In response to the findings, Mr Acton stated that he had retired from rugby league in April 2019. He did however, accept the charges against him. UKAD has therefore issued Mr Acton with a two-year ban, which is deemed to have commenced on 30 April 2021 and will expire at midnight on 29 April 2023. The ban means that Mr Acton is prohibited from participating in World Anti-Doping Code-compliant sport and cannot take on any role as an Athlete Support Person, including coaching.

Speaking on the case, UKAD Acting Chief Executive Officer, Pat Myhill said: “As advances in technology allow us to better detect prohibited substances, sample re-analysis forms a vital part of our testing strategy. This case shows that we will catch up with athletes who mistakenly think they can evade detection. We keep many samples from a variety of sports in our long-term storage facility, and regularly conduct this kind of analysis. 

“Athletes have a responsibility to protect their sport as well as their own health, career, and reputation. The rules are clear; athletes are personally accountable for what is in their body and if there is something in their system that is prohibited, they will get caught.”

The RFL added:

The RFL is committed to Rugby League being a Clean Sport. The RFL condemns drug use in sport as doping is harmful to the core values of Rugby League. It is damaging to players’ health and wellbeing, the fairness and integrity of the competition and prevents all from the right to participate in a doping free competition.  

The RFL works closely with UK Anti-Doping with all alleged breaches of the Anti-Doping Rules being referred to and investigated by UKAD.  

The RFL has a significant focus on education of players including online and with anti-doping workshops run annually by UKAD trained Educators.   In addition, it is compulsory for certain support staff to have completed UKAD’s Clean Sport Advisor Course.

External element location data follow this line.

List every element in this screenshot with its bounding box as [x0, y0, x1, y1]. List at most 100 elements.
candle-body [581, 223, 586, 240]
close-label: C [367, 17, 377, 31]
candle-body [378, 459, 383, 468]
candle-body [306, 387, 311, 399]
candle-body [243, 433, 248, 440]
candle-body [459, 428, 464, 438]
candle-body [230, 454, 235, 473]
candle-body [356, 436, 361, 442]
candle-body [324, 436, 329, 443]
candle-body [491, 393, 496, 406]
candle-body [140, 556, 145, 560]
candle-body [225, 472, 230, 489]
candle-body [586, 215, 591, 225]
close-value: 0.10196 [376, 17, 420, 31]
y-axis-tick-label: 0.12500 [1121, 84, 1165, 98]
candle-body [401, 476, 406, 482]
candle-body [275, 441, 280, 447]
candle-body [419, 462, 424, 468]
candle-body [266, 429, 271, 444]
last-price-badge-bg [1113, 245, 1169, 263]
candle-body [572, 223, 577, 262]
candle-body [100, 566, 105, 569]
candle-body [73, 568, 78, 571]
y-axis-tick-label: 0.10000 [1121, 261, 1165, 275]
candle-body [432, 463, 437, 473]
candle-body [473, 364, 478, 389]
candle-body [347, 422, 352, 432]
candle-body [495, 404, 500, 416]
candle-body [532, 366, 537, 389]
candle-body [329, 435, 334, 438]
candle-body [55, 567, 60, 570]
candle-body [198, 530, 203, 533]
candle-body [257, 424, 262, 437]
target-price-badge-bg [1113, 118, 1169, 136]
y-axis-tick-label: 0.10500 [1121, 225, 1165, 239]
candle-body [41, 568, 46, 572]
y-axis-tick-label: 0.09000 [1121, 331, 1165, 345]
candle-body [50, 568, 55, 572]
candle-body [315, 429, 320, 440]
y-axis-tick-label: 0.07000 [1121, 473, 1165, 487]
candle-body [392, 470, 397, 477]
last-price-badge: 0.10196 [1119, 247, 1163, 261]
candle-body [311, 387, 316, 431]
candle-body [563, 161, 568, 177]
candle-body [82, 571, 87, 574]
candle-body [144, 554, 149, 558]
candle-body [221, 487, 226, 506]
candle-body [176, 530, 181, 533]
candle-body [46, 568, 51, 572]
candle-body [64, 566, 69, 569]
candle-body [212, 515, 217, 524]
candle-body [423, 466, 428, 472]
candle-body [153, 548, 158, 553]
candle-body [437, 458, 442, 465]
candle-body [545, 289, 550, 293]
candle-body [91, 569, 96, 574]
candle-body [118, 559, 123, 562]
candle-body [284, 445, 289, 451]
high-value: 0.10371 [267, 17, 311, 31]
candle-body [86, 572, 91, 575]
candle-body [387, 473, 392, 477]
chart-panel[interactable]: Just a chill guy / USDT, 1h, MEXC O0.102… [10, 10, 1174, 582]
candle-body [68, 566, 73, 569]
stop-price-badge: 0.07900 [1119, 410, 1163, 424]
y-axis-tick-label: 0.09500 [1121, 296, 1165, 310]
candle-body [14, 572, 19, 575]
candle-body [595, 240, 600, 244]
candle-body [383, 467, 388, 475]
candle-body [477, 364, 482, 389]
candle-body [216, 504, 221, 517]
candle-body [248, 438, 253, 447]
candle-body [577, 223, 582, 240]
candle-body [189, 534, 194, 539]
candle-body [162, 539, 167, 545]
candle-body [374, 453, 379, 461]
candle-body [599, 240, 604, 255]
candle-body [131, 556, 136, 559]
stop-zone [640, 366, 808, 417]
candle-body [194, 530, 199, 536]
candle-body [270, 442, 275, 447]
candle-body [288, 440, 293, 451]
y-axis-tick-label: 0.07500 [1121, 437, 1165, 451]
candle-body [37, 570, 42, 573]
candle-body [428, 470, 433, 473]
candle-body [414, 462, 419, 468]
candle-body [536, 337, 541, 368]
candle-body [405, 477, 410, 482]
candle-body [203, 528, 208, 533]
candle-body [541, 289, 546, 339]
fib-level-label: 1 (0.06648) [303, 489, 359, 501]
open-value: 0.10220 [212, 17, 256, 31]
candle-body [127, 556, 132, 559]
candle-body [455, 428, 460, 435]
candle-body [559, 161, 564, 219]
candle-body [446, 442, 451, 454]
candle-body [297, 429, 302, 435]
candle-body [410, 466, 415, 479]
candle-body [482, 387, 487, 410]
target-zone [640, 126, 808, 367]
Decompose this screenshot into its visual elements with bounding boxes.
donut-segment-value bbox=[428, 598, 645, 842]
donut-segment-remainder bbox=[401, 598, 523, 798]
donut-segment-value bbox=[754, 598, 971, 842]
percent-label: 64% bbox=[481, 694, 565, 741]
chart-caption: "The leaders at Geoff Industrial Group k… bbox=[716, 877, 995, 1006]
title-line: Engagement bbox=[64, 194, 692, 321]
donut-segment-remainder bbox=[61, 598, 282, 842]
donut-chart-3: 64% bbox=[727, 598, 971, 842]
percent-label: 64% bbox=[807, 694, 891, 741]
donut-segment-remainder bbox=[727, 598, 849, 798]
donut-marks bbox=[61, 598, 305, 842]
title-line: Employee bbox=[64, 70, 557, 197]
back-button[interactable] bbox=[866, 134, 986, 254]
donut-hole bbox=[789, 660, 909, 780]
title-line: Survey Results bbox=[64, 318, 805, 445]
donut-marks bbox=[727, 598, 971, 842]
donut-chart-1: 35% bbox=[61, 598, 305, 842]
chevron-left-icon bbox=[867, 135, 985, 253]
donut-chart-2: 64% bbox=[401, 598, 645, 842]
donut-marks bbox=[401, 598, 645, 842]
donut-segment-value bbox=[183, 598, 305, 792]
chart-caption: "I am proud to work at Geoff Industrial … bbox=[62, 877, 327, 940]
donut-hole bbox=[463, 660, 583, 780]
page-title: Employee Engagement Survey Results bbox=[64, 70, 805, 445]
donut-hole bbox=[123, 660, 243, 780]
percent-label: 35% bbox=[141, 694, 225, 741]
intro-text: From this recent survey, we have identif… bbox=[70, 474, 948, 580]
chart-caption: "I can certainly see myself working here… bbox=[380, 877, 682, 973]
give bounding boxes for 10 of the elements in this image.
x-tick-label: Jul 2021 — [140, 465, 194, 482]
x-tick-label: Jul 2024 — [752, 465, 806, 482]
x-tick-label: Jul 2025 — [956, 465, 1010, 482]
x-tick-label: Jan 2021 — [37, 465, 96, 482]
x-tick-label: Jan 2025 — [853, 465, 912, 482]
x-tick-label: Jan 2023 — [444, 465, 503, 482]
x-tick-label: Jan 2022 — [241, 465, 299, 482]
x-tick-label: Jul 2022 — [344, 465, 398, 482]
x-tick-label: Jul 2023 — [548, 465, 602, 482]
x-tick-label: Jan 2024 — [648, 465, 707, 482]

In conjunction with UKAD, we carry out a number of in and out of competition doping tests.  We are also supportive of UKAD’s testing of historical tests and believe this plays an important part in messaging to players on ensuring the sport remains clean. 

We actively encourage anyone who has any concerns regarding doping to report them. The RFL passes any intelligence in relation to any antidoping complaints or concerns, to UKAD. UKAD also has a confidential hotline which allows anyone to report concerns direct to UKAD.